O Moinho de Lug estremeceu, seu interior bombeava movimento e eletricidade. O ferro rangia em resposta à vagarosa atitude de rotação das paletas. Ithias tomou distância: “Está funcionando!”, e a velocidade do giro aumentava gradativamente. O moinho tornava a tremer, como se estivesse prestes a desabar: “Isso vai aguentar, Lufahic?”, perguntara o anão Orchestra, a quem o gnomo respondeu: “Nunca duvide de uma criação gnômica”, e puxou a última das alavancas.


Pequenos parafusos se desprenderam da engenhoca e Lufahic correu até a janelota de vidro para avisar à Ithias: “Agora, mago!”. Ithias voou, sob a proteção do gigante de ferro e os gêmeos gnomos, até a frente da construção que era o Maquinário e com breves gestos arcanos fez os portões de ferro e engrenagens se abrirem num estrondo mecânico. “Aqui, bichinho…”, o mago sussurrou tentando manter a tranquilidade, afagou o cristal na ponta de seu cajado e este emitiu uma luz opaca.
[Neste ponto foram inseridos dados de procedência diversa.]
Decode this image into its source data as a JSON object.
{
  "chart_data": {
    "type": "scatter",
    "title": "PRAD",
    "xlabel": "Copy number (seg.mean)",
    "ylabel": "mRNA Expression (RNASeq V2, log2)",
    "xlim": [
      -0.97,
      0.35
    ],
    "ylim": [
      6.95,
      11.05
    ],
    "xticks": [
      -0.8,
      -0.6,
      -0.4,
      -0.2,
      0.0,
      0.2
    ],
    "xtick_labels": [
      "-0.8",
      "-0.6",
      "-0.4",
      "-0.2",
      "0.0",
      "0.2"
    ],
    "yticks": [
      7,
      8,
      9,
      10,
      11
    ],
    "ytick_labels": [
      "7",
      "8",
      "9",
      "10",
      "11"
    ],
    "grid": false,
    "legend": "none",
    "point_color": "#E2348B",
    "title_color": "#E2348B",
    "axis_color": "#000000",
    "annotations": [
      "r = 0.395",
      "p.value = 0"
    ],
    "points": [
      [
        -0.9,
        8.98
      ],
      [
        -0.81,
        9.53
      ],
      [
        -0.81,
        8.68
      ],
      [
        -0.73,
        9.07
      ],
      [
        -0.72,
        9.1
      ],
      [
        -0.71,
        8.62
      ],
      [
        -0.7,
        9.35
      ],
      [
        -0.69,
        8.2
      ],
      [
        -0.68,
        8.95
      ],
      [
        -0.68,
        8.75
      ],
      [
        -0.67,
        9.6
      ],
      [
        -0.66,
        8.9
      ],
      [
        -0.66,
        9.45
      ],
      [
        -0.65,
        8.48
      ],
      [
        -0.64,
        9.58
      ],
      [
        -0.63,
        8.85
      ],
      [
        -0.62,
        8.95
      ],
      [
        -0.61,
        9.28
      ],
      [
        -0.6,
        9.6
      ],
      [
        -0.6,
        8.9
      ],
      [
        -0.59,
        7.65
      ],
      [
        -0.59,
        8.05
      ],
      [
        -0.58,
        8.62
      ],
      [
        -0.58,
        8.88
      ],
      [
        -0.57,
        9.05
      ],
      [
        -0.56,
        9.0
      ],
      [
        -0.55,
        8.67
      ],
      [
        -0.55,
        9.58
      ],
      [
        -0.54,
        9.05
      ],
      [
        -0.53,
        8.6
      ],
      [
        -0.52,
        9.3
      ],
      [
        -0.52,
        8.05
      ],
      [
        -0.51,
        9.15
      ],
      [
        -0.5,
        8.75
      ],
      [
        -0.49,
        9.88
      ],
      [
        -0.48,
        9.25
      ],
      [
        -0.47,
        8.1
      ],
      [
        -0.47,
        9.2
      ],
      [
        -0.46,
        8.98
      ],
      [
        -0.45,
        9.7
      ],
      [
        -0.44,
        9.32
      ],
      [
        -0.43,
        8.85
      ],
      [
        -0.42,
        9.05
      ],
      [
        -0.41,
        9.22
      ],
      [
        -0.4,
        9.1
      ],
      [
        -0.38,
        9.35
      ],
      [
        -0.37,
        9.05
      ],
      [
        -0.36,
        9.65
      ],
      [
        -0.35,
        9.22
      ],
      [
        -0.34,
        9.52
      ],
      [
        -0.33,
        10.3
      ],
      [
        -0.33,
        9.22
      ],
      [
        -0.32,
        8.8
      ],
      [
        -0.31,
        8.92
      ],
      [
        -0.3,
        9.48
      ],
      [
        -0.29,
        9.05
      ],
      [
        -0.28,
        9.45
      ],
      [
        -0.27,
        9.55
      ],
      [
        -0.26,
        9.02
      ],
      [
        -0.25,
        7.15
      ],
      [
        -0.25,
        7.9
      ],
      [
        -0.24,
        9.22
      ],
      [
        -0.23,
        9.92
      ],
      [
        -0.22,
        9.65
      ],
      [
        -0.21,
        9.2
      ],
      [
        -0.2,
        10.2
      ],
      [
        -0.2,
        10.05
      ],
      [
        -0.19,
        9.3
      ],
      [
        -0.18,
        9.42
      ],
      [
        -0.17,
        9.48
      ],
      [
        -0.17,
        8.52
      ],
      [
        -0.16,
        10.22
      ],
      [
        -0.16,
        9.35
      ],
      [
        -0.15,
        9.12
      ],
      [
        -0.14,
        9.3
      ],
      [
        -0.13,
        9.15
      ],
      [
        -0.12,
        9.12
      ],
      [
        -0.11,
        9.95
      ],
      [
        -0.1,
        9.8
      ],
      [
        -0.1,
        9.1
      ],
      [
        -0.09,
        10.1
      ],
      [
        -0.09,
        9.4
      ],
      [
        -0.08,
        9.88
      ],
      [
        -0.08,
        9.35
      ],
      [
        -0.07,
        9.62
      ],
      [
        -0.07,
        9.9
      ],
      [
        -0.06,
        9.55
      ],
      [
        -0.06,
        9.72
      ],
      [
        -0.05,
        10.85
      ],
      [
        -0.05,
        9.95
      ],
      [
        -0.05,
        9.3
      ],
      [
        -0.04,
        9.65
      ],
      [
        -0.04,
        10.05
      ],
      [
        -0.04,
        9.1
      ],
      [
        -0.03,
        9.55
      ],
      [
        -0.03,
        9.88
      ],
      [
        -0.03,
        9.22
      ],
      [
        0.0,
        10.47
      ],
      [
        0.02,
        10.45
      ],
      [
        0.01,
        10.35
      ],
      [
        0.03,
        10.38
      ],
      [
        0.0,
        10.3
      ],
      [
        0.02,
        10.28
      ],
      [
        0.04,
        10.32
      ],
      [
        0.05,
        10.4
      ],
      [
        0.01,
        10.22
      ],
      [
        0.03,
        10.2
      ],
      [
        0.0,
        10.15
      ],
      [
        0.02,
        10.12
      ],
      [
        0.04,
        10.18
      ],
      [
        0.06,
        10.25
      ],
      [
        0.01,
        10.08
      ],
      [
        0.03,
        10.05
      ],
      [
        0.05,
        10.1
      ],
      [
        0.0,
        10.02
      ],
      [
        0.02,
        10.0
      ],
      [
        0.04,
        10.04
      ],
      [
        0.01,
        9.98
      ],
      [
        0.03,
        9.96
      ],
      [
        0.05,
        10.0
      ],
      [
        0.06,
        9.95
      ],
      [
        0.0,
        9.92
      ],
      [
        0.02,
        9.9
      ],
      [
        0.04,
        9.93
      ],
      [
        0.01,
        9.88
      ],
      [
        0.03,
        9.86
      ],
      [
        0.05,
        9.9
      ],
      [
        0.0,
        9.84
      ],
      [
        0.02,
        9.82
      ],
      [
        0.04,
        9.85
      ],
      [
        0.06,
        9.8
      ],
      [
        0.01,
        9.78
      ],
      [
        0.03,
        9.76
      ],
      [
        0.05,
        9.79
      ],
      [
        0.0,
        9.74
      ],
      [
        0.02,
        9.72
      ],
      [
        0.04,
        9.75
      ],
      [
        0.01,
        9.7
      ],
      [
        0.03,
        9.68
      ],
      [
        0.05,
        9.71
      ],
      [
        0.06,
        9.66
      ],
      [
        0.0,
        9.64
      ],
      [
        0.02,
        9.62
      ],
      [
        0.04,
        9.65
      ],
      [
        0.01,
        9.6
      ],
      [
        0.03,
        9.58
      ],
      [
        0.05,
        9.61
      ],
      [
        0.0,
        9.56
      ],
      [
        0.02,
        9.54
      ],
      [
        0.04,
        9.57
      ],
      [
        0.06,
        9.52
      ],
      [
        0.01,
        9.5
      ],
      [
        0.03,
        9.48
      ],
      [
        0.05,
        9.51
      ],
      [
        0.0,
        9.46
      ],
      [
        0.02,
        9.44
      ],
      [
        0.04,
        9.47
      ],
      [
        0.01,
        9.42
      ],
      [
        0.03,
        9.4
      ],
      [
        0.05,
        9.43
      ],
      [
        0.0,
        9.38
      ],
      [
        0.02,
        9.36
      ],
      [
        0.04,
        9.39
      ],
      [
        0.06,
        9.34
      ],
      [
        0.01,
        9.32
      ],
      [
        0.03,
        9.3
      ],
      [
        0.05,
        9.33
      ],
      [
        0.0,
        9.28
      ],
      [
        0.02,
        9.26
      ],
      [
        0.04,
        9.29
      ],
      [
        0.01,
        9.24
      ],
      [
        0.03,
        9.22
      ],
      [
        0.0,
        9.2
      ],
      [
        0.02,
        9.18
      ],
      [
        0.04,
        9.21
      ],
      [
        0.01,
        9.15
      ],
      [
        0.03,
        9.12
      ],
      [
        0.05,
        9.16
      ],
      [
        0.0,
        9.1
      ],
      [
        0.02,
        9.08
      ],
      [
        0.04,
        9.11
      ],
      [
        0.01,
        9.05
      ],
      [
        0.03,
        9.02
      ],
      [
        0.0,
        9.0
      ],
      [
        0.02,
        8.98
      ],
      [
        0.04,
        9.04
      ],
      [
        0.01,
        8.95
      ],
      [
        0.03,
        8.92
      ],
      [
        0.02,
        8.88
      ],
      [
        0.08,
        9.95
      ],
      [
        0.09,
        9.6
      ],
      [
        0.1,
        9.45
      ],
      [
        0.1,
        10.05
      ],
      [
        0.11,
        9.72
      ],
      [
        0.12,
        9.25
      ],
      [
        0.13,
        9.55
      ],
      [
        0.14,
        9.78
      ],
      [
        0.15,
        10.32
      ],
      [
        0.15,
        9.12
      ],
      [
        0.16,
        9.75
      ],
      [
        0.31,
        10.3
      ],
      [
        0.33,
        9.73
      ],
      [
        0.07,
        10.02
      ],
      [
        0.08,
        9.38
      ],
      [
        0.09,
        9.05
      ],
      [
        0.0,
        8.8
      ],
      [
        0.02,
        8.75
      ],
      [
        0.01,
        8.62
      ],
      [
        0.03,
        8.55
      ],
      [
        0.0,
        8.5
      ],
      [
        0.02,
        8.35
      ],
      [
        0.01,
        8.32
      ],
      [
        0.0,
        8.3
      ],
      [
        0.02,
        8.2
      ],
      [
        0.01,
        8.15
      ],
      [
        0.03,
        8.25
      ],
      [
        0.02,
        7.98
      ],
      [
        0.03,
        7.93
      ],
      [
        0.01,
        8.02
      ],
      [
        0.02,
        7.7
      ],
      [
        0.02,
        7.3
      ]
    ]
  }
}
Saía da escuridão do Maquinário a fera conhecida como destrachan. Pisava firme no chão molhado de água da tempestade que invadia tudo. A criatura sauróide, pesada e sem olhos, parecia amedrontada com a situação.


Trovões ressoaram nas trevas e a audição hipersensível da criatura a fez tremer de raiva. Ela investiu contra Ithias, enfrentando a chuva e os raios, brandindo sua principal arma: o estrondo sonoro. O mago alcançou altura suficiente para sua segurança e a criatura berrou a rajada sônica em sua direção. Dentro do Moinho de Lug, Lufahic alcançava o mais alto dos vãos de aparelhagem e parecia apreensivo: “Captando ondas sonoras em três, dois… TAPEM OS SEUS OUVIDOS!”


As paletas do moinho, girando como hélices, emitiram o ruído subsônico que resultou numa ensurdecedora explosão invisível que varreu quilômetros a partir dali. Os ágeis zumbis de punhos treinados tombaram diante a potência da arma e o próprio gigante de ferro desequilibrou-se enquanto era empurrado por um impulso violento. Nenhum ser vivo ou não vivo deixara de ficar atordoado… mas o estrondo sonoro tinha uma meta muito maior do que essa.